Jesus kept talking. He’d just said it was time to go. But he kept talking. The tension in the room was a weighty blend of grief, some denial, maybe even suppressed anger at what he was saying held in place by the exhaustion of the week. Tonight was not how it had started, an exhilarating parade with the crowd calling him the new king, a king who would save.  (Mark 11:1-11)


Deviating Thoughts

But he kept saying things like being lifted on a cross even as he almost desperately called to the people to believe he was sent from God.
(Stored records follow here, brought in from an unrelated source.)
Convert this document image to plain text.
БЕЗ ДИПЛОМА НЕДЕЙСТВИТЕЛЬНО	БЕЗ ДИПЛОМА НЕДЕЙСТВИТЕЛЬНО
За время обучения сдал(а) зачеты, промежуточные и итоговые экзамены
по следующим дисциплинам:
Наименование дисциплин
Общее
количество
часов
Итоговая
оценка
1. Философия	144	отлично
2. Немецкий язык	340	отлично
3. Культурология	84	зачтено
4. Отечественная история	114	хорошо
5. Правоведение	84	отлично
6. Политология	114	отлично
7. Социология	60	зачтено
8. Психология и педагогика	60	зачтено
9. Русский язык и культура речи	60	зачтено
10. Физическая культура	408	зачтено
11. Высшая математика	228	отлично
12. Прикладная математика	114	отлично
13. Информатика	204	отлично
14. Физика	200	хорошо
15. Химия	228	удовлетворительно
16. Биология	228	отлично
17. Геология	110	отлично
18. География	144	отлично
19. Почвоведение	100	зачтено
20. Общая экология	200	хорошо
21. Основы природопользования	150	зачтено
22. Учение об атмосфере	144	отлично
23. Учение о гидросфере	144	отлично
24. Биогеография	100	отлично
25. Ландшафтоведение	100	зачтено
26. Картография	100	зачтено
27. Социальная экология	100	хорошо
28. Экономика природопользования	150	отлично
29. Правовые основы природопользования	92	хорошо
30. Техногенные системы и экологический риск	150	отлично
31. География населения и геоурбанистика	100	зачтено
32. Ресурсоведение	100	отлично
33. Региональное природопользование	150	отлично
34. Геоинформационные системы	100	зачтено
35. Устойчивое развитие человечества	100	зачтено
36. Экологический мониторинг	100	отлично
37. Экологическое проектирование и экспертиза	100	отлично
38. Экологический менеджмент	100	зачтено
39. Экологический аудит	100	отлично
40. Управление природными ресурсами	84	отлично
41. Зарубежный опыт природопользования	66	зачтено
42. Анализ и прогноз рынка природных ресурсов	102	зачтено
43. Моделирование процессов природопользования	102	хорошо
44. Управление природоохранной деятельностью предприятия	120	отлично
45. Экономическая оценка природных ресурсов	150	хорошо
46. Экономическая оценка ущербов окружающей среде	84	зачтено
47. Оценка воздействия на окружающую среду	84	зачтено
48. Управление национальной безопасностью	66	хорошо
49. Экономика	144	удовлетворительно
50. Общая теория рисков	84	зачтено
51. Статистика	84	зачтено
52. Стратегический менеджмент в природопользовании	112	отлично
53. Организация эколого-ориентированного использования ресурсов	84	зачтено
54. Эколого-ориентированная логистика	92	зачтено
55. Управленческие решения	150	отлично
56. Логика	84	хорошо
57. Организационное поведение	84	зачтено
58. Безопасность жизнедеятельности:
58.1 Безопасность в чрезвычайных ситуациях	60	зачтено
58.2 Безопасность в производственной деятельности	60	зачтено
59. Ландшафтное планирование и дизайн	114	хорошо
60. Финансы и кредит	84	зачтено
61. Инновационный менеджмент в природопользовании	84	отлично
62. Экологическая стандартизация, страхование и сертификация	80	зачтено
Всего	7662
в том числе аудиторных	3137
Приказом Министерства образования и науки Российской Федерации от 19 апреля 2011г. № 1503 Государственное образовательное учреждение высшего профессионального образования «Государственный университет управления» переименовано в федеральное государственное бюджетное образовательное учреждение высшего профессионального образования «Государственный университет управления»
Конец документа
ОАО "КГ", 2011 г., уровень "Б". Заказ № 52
Those gathered in the city for the Passover festival had heard about his miracle of bringing a friend back to life after four days dead.  (John 11:1-44) But most were not buying much more of his message than that. Still, he just kept talking.


Earlier in the evening, he had done something weird, uncharacteristic for one who would be king. He’d dressed like a servant and washed their dirty feet, calling upon them to serve others likewise.  (John 13:1-17)


Then he’d said the unthinkable, that one of them, these who had followed and learned of him for three years, would betray him. Maybe that’s why he’d said to Judas, “Hurry. Do it now.”  Judas was the treasurer who paid for their meals and gave money to the poor. (John 13:27-30) Do you think he left to pay off any threat to their Rabbi and themselves? Jesus kept talking.


In all the confusion, Peter had declared he’d die for his Lord. Jesus silenced the room when he stated Peter would do go so far as to three times deny he even knew Jesus before that very night was over. (John 13:38) Next came some kind of talk about going away somewhere and how he would send a Counselor to teach and remind them of what he had said.  (John 14:26)


Restless, Weaving Thoughts

It was too much, how he kept talking even when he said they should be going. It was as if Jesus knew when they left that room he never would have again the chance to tell them all he wanted. So he weaved in his thoughts, let them creep out and hold on where they would, seemingly just talk but growing into so much more.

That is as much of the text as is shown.